In his book how to prevent dementia, neurologist, neuropsychiatrist, author and professor Dr. Richard Restak also included that four warning signs from dementia contain what he calls the four.
These are amnesia (forgetting of things), agnosia or “an impairment of the correct understanding of information that can be combined by the senses of seeing, hearing, touching, smelling and tasting”, apraxia or difficulties to summarize their thoughts and movements in the correct order and aphasia.
The last one is not to understand, find or use the right words. “Hiking speech” was also associated with the disease.
In a paper published in the magazine, neuropsychology and cognition, the connection between word-finding difficulty (WfD) and cognitive impairment, which is often considered a forerunner of dementia, was examined.
Its results can be somewhat calming for people who often forget the right word.
What is “Word-Finding difficult” (WfD)?
The term refers to the “tongue tip”, which happens when you know what you want to say, but forget the exact word or the exact phrase to express it.
In the work of 2023, scientists found that the WFD increased with age.
However, you did not say that it occasionally said to forget the word for an object, means that you have early dementia.
This may be a normal part of aging, it suggests (in fact, Dr. Restak wrote: “Neither amnesia nor aphasia in their milder forms are always abnormal”).
The researchers asked 125 participants aged 18 to 90 to carry out interference tests for pictures. These combine contradictory words and images (in this case that look at a picture while headphones play a different word) that the participants should ask for dismantling.
Then they were asked to describe complex images for one minute.
Older people took longer to find the right word for the right picture. However, this was not associated with an increased cognitive decline in this study. The slow speaking seemed to be more important.

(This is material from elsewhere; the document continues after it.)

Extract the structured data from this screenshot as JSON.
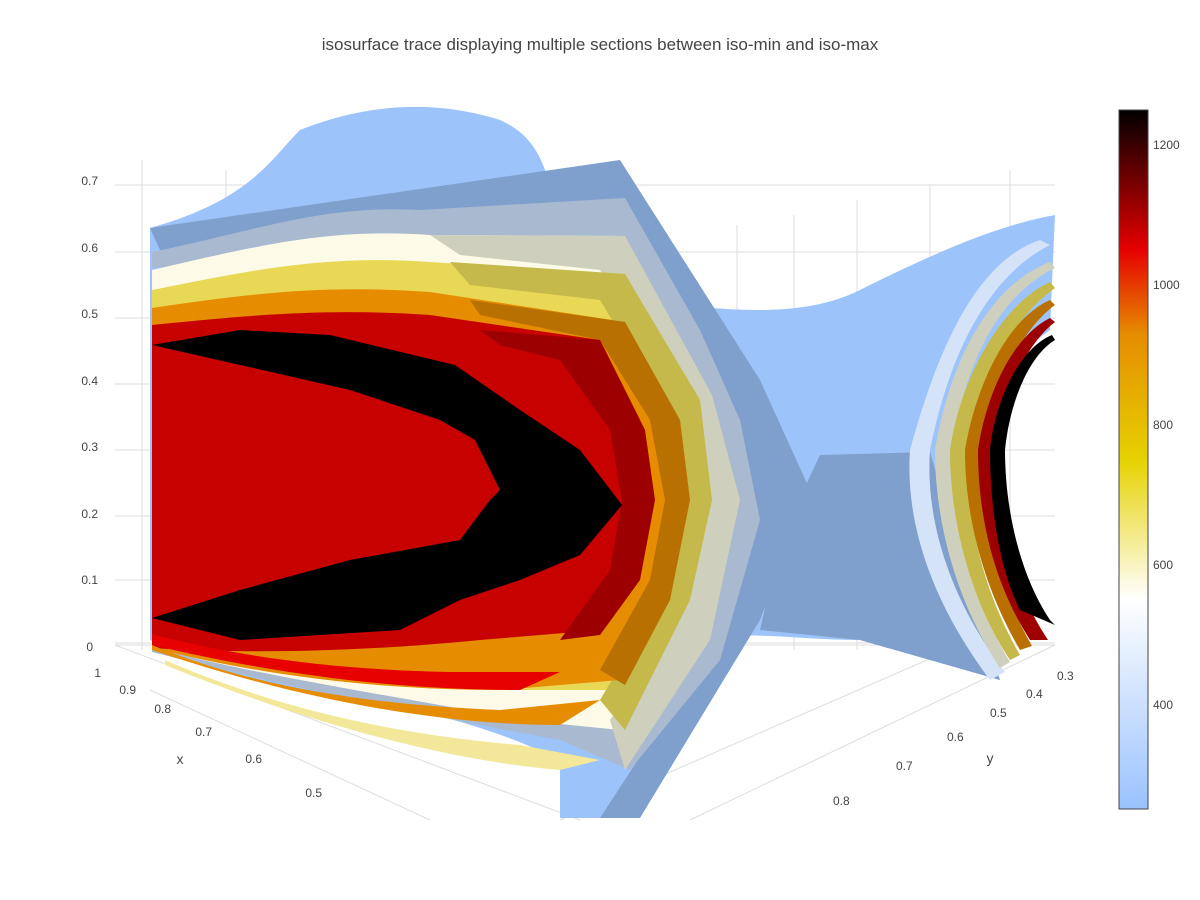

“Instead, how quickly the participants were able to name pictures, they predicted how quickly they generally spoke, and both were connected to the executive function.” Say neuroscience messages.
In other words, it is not as long as long people have made to find a word; Her speech was so fluent and quick.
Dr. Jed Meltzer, the main author of the study, said: “Our results show that changes in general speech speed can reflect changes in the brain.”
Does that mean that slow speakers definitely have dementia?
No. This association needs more research, say the scientists; It is only associated with the cognitive decline associated with dementia.
It is not proof of dementia on and in itself.
Nevertheless, Dr. Meltzer help with the decisive early diagnosis.
“The [study] indicates that speaking speed should be tested within the framework of cognitive standard evaluations in order to help clinicians to recognize the cognitive decline faster and to help older adults to support their health of the brain in old age, ”he told neuroscience news.